I am accelerating a MPI program using cuBlas function. To evaluate the application's efficiency, I want to know the FLOPS, memory usage and other stuff of GPU after the program has ran, especially FLOPS.
I have read the relevant question:How to calculate Gflops of a kernel. I think the answers give two ways to calculate the FLOPS of a program:
The first solution doesn't depend on any tools. But I'm not sure the meaning of model count. It's O(f(N))? Like the model count of GEMM is O(N^3)? And if I multiply two matrices of 4 x 5 and 5 x 6 and the cost time is 0.5 s, is the model count 4 x 5 x 6 = 120? So the FLOPS is 120 / 0.5 = 240?
The second solution uses nvprof, which is deprecated now and replaced by Nsight System and Nsight Compute. But those two tools only work for CUDA program, instead of MPI program launching CUDA function. So I am wondering whether there is a tool to profile the program launching CUDA function.
I have been searching for this question for two days but still can't find an acceptable solution.
But I'm not sure the meaning of model count. It's O(f(N))? Like the model count of GEMM is O(N^3)? And if I multiply two matrices of 4 x 5 and 5 x 6 and the cost time is 0.5 s, is the model count 4 x 5 x 6 = 120? So the FLOPS is 120 / 0.5 = 240?
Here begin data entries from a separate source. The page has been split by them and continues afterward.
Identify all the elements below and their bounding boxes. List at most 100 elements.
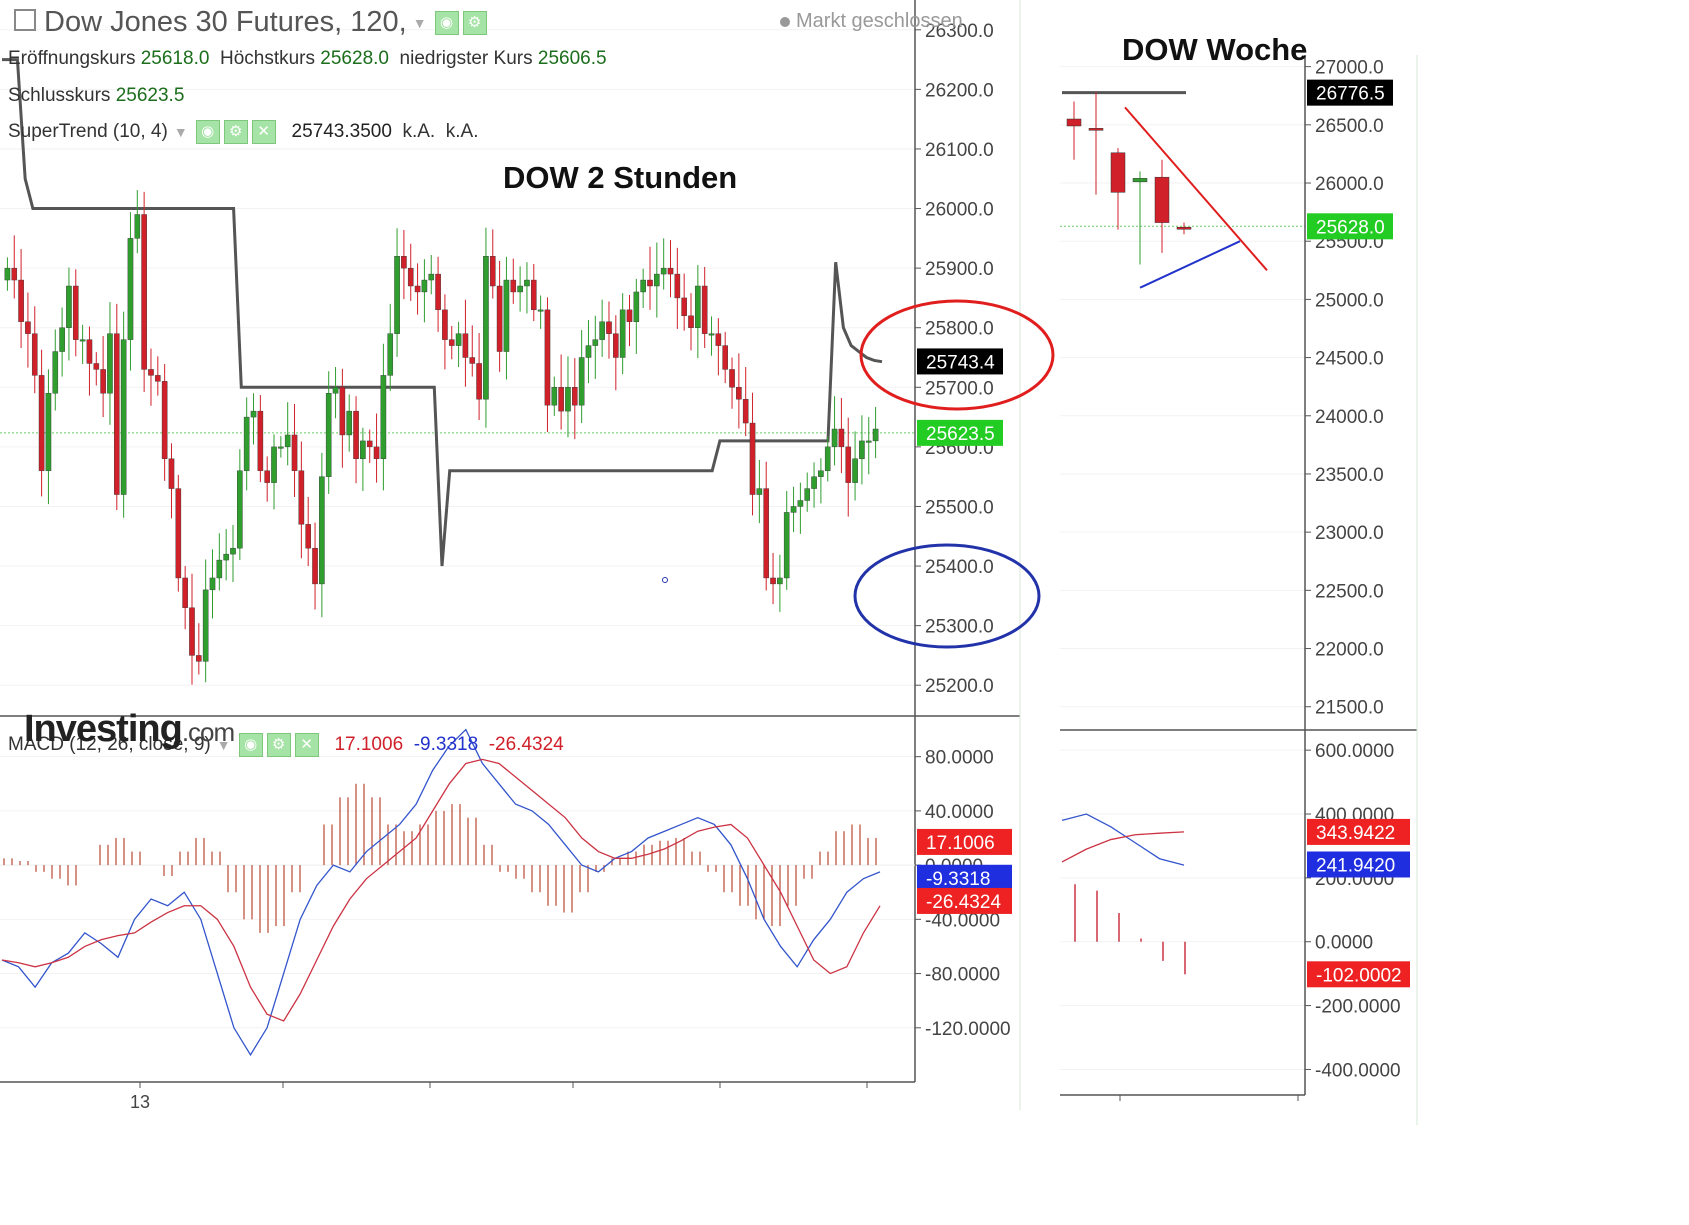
candle-body	[859, 440, 865, 459]
price-tick-label: 26200.0	[925, 80, 994, 101]
candle-body	[530, 279, 537, 311]
candle-body	[865, 440, 872, 443]
candle-body	[278, 446, 284, 449]
macd-tick-label: -80.0000	[925, 965, 1000, 986]
candle-body	[113, 333, 120, 495]
supertrend-value: 25743.3500	[291, 121, 392, 143]
collapse-icon[interactable]	[14, 9, 36, 32]
candle-body	[770, 577, 776, 585]
symbol-title[interactable]: Dow Jones 30 Futures, 120, ▼ ◉ ⚙	[14, 6, 487, 39]
weekly-tick-label: 23000.0	[1315, 523, 1384, 544]
candle-body	[38, 375, 45, 471]
close-icon[interactable]: ✕	[294, 733, 319, 757]
supertrend-v3: k.A.	[445, 121, 479, 143]
weekly-price-tag-bg	[1307, 79, 1393, 106]
gear-icon[interactable]: ⚙	[266, 733, 291, 757]
candle-body	[599, 321, 605, 340]
candle-body	[175, 488, 182, 579]
candle-body	[503, 279, 510, 352]
candle-body	[325, 393, 332, 477]
candle-body	[66, 285, 72, 328]
price-tag: 25623.5	[926, 424, 995, 445]
candle-body	[72, 285, 79, 340]
candle-body	[489, 256, 496, 287]
candle-body	[11, 267, 18, 281]
supertrend-label[interactable]: SuperTrend (10, 4)	[8, 121, 168, 143]
candle-body	[736, 387, 742, 400]
candle-body	[428, 273, 435, 281]
weekly-tick-label: 25000.0	[1315, 290, 1384, 311]
eye-icon[interactable]: ◉	[195, 120, 220, 144]
highlight-circles	[662, 299, 1055, 649]
candle-body	[565, 387, 571, 412]
candle-body	[845, 446, 852, 483]
weekly-tick-label: 21500.0	[1315, 698, 1384, 719]
weekly-candle-body	[1154, 176, 1170, 223]
macd-tag: -26.4324	[926, 892, 1001, 913]
price-tags: 25743.4 25623.5 26776.5 25628.0 17.1006 -9.33…	[917, 79, 1410, 988]
candle-body	[264, 470, 270, 483]
candle-body	[483, 256, 489, 400]
candle-body	[107, 333, 113, 394]
candle-body	[243, 416, 250, 471]
close-icon[interactable]: ✕	[251, 120, 276, 144]
marker-dot	[662, 577, 668, 583]
gear-icon[interactable]: ⚙	[223, 120, 248, 144]
candle-body	[647, 279, 653, 287]
candle-body	[52, 351, 59, 394]
chevron-down-icon[interactable]: ▼	[173, 124, 188, 140]
candle-body	[872, 428, 879, 442]
candle-body	[654, 273, 660, 287]
eye-icon[interactable]: ◉	[238, 733, 263, 757]
weekly-macd-tick-label: 600.0000	[1315, 741, 1394, 762]
candle-body	[134, 214, 141, 239]
weekly-macd-pane	[1061, 813, 1186, 975]
candle-body	[613, 333, 619, 358]
price-tick-label: 25700.0	[925, 378, 994, 399]
weekly-macd-tag-bg	[1307, 851, 1410, 878]
macd-tag: -9.3318	[926, 869, 990, 890]
candle-body	[633, 291, 640, 322]
macd-signal-value: -26.4324	[488, 734, 564, 756]
candle-body	[674, 273, 681, 299]
candle-body	[537, 309, 544, 312]
weekly-price-tag-bg	[1307, 213, 1393, 240]
candle-body	[838, 428, 845, 448]
candle-body	[360, 440, 366, 459]
candle-body	[319, 476, 325, 585]
gear-icon[interactable]: ⚙	[462, 11, 487, 36]
macd-tick-label: 80.0000	[925, 748, 994, 769]
price-candles	[4, 190, 879, 685]
weekly-candle-body	[1132, 178, 1148, 183]
candle-body	[25, 321, 31, 334]
candle-body	[818, 470, 824, 477]
candle-body	[141, 214, 147, 370]
weekly-tick-label: 27000.0	[1315, 58, 1384, 79]
symbol-title-text: Dow Jones 30 Futures, 120,	[44, 6, 407, 38]
candle-body	[18, 279, 24, 322]
price-tick-label: 26300.0	[925, 21, 994, 42]
candle-body	[756, 488, 763, 495]
weekly-macd-tag: 241.9420	[1316, 855, 1395, 876]
weekly-tick-label: 22000.0	[1315, 640, 1384, 661]
macd-label[interactable]: MACD (12, 26, close, 9)	[8, 734, 211, 756]
macd-tag-bg	[917, 887, 1012, 914]
candle-body	[394, 256, 400, 334]
candle-body	[93, 363, 100, 370]
candle-body	[476, 363, 482, 400]
price-tick-label: 25900.0	[925, 259, 994, 280]
candle-body	[578, 357, 585, 406]
candle-body	[366, 440, 373, 448]
macd-signal-line	[1, 758, 881, 1022]
eye-icon[interactable]: ◉	[434, 11, 459, 36]
candle-body	[387, 333, 394, 376]
support-circle	[853, 543, 1041, 649]
candle-body	[202, 589, 209, 662]
chevron-down-icon[interactable]: ▼	[412, 15, 427, 32]
candle-body	[332, 387, 339, 394]
candle-body	[688, 315, 694, 328]
price-tick-label: 25300.0	[925, 617, 994, 638]
candle-body	[811, 476, 817, 489]
macd-tick-label: -40.0000	[925, 910, 1000, 931]
chevron-down-icon[interactable]: ▼	[216, 737, 231, 753]
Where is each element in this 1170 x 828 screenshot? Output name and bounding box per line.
The standard BLAS GEMM operation is C <- alpha * (A dot B) + beta * C
and for A (m by k), B (k by n) and C (m by n), each inner product of a row of A and a column of B multiplied by alpha is 2 * k + 1
flop and there are m * n
inner products in A dot B
and another 2 * m * n
flop for adding beta * C
to that dot product. So the total model FLOP count is (2 * k + 3) * (m * n)
when alpha
and beta
are both non-zero.
For your example, assuming alpha = 1
and beta = 0
and the implementation is smart enough to skip the extra operations (and most are) GEMM flop count is (2 * 5) * (4 * 6) = 240, and if the execution time is 0.5 seconds, the model arithmetic throughput is 240 / 0.5 = 480 flop/s.
I would recommend using that approach if you really need to calculate performance of GEMM (or other BLAS/LAPACK operations). This is the way that most of the computer linear algebra literature and benchmarking has worked since the 1970’s and how most reported results you will find are calculated, including the HPC LINPACK benchmark.